Indigenous & Latina Women & Children's Human Rights News from the Americas 


 

 

Indigenous & Latina Women & Children's Human Rights News from the Americas 


 

 
Latin America
Women & Children at Risk
 
Title:  Mexican Rape Victim to be Deported
 
Publisher:  (c) 2004 Associated Press
Publish Date:  2004-04-24

MEXICAN RAPE VICTIM TO BE DEPORTED

An immigration judge ordered the deportation of a Mexican woman who was convicted of conspiring to kill a man who raped and terrorized her for five years after she arrived in the United States as a
teenager. Maria Suarez, who was a permanent U.S. resident, served 22 years in prison before being paroled last year. Suarez, 43, was
seeking to stay in the United States with her ailing mother and eight
siblings, all of whom are U.S. citizens, but a federal law requires
non-citizens convicted of violent crimes to be deported after their
release from prison. Judge Rose Peters made the decision during a
closed hearing at a federal detention facility where Suarez is being
held. Suarez's niece, Patricia Valencia, said her aunt will appeal
the decision to the Board of Immigration Appeals. "We didn't wish for
us to have to go this route," Valencia said. "We are very sad, but at
least she knows she is not going to go anywhere for the next few
months. We are very hopeful we will succeed on appeal."  Rep.

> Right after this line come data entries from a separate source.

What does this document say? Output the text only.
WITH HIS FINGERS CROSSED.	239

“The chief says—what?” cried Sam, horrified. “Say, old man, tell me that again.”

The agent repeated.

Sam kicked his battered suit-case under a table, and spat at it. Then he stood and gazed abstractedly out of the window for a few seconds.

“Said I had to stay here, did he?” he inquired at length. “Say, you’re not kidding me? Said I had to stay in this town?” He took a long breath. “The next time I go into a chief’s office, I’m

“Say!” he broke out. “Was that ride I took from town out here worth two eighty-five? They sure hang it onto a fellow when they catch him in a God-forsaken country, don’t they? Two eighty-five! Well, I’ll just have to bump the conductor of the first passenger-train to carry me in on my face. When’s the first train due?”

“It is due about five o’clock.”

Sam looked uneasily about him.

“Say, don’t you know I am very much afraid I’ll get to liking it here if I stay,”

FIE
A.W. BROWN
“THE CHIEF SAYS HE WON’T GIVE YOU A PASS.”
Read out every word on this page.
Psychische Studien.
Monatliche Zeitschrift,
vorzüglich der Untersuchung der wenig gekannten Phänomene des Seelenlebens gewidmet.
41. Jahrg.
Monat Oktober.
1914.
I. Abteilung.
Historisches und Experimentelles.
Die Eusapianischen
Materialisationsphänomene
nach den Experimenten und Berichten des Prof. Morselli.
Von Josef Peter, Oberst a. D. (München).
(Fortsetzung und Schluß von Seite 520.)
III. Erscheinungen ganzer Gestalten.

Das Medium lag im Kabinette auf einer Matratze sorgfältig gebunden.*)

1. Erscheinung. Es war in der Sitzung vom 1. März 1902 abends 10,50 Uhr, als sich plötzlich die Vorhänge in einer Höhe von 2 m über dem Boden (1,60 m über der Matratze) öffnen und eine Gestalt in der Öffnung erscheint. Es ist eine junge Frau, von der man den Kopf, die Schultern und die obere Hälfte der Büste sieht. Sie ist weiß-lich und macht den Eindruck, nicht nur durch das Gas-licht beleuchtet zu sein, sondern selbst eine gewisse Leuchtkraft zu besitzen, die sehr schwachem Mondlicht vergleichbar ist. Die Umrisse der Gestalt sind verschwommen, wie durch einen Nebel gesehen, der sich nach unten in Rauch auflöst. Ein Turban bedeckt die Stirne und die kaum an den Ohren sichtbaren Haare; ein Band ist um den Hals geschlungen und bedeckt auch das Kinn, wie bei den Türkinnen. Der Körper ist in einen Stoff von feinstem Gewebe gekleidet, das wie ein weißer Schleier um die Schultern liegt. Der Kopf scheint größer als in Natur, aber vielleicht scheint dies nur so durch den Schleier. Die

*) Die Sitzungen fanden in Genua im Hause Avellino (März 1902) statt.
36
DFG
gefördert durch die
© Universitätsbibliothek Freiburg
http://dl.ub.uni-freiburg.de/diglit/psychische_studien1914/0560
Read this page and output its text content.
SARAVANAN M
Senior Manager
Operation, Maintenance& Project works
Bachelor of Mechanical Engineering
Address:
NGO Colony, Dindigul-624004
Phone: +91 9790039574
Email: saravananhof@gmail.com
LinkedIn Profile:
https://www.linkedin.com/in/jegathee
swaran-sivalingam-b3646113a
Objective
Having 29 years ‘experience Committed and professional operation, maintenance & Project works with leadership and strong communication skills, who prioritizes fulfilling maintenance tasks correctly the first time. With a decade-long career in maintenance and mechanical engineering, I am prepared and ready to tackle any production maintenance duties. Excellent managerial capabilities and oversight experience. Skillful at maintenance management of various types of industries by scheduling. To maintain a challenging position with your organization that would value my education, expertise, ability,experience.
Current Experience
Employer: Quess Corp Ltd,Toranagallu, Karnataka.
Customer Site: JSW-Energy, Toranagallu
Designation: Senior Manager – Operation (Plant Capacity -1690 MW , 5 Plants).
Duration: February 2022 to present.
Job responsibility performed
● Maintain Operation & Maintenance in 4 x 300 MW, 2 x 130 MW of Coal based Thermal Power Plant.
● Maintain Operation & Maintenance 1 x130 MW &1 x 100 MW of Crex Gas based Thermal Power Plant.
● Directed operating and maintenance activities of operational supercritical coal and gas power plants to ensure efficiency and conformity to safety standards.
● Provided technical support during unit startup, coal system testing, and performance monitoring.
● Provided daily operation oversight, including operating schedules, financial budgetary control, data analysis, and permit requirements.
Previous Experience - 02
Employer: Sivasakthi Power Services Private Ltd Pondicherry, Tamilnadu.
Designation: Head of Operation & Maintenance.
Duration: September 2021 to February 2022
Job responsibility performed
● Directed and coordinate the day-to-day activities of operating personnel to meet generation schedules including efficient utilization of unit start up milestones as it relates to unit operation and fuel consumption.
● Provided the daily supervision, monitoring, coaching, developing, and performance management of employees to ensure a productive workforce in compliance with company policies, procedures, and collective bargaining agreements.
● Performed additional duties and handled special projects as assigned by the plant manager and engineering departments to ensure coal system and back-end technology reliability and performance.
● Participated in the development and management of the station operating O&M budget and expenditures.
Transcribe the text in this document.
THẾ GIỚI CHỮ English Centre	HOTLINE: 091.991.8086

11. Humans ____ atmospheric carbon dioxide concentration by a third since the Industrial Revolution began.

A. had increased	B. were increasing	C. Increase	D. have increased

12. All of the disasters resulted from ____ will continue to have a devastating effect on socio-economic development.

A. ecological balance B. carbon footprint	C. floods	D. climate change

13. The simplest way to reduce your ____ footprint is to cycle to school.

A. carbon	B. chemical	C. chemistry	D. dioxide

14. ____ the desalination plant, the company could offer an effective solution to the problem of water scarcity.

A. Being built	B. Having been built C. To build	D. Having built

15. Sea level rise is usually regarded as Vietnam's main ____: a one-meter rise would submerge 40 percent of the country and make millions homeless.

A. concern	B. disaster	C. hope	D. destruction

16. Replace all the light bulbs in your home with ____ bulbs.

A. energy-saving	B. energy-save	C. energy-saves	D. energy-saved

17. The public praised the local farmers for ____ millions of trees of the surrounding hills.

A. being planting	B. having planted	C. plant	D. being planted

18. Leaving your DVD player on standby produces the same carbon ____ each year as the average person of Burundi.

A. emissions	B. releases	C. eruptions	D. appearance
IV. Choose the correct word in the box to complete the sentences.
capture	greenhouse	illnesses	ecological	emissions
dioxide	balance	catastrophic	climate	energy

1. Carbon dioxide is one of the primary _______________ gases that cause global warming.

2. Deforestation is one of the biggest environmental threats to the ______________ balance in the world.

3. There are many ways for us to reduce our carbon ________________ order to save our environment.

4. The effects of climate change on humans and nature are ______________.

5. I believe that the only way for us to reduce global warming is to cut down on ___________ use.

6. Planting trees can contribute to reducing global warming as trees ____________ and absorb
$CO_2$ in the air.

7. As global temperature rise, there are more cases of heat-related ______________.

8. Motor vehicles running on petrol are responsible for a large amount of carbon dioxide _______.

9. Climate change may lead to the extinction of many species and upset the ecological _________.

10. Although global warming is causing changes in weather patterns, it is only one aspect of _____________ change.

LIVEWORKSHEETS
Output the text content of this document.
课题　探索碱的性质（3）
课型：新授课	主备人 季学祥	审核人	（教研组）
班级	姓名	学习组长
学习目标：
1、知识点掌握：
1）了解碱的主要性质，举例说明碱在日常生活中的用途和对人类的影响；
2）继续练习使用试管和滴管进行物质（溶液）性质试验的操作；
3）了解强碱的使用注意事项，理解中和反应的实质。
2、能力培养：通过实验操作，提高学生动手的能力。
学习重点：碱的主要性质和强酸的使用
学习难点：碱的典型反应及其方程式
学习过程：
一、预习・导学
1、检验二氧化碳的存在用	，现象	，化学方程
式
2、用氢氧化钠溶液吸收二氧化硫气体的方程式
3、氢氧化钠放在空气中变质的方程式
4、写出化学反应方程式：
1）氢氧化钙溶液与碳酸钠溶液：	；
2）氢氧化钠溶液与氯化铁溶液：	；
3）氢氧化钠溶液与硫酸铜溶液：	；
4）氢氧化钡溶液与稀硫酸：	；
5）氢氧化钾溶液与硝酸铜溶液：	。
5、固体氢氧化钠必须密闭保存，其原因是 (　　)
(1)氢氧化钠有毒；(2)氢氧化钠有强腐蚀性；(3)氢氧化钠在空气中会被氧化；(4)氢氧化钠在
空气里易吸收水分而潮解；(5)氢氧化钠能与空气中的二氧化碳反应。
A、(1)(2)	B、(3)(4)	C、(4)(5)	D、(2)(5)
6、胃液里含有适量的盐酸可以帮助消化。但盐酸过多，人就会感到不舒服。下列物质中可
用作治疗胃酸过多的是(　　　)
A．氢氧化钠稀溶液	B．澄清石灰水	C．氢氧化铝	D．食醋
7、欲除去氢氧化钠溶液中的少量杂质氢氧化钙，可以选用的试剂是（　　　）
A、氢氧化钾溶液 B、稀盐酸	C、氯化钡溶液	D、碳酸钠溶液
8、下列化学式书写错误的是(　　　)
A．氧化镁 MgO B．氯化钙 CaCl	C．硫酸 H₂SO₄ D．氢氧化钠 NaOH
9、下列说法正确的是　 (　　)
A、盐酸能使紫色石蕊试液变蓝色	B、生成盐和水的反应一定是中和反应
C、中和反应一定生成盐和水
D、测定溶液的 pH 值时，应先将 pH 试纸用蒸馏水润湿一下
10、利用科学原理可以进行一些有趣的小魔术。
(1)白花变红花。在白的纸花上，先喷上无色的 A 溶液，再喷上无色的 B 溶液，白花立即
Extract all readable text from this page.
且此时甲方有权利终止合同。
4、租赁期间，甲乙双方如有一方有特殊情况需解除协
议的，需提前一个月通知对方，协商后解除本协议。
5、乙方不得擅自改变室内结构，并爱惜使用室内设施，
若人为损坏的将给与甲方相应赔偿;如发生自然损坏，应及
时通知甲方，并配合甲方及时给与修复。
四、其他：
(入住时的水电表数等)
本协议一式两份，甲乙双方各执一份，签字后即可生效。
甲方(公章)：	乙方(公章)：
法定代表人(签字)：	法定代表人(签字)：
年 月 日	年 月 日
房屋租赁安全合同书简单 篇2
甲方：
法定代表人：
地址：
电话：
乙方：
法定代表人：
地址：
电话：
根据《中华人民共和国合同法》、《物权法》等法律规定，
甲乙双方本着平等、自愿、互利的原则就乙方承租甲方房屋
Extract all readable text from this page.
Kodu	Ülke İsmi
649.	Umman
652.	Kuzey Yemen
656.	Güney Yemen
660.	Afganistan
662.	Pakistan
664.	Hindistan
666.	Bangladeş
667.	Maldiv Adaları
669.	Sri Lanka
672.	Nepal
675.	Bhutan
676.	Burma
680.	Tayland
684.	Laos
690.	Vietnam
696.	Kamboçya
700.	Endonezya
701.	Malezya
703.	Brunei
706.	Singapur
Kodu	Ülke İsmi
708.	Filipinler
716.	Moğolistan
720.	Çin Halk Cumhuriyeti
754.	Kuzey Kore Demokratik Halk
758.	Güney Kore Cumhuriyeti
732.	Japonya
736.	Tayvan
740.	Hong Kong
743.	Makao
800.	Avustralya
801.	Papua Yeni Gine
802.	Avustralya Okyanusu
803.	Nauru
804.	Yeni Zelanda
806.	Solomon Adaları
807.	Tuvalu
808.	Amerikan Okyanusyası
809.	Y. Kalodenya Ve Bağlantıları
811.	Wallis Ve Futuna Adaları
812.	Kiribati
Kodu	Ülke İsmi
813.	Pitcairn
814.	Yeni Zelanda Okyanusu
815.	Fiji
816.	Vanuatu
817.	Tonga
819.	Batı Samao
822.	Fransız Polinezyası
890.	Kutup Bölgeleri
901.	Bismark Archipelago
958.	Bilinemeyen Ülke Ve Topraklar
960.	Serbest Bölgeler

Hilda
Solis, D-Calif., who has lobbied state and federal officials on
Suarez's behalf, also was disappointed. "Today's ruling sends the
wrong message about our federal government's commitment to combat sexual trafficking and domestic violence," she said.

Bill Strassberger, spokesman for the Department of Homeland Security, which oversees immigration, said the case appears to be "very compelling, but there's a real burden to overcome, which is the
conviction and the amount of jail time that she served," he said.
Suarez is seeking an asylum visa under a federal law to protect
victims of human trafficking and crimes.

Her case began in 1976, when she came to Los Angeles County legally from a small town in Mexico. She was forced to work for Anselmo Covarrubias, who claimed to be a witch doctor. Police later said he had a history of buying Mexican girls. Covarrubias, 68, was
eventually killed by a neighbor. Suarez cleaned and hid the weapon
and was convicted of conspiracy to commit murder and sentenced to 25 years to life in prison. She was tried before California recognized
what is now known as battered-woman syndrome and before federal laws were enacted to protect immigrant victims of sex trafficking. In
addition, her lawyer at the time was fighting his own felony
drug-trafficking conviction and was disbarred two years after the
trial. Suarez's case has attracted support nationwide and abroad.
Earlier this month, the wife of Mexican President Vicente Fox wrote
an open letter, published in the Mexican press, on Suarez's behalf.
More than 30 Democratic and Republican members of Congress signed a letter this week urging Homeland Security Secretary Tom Ridge to grant Suarez asylum.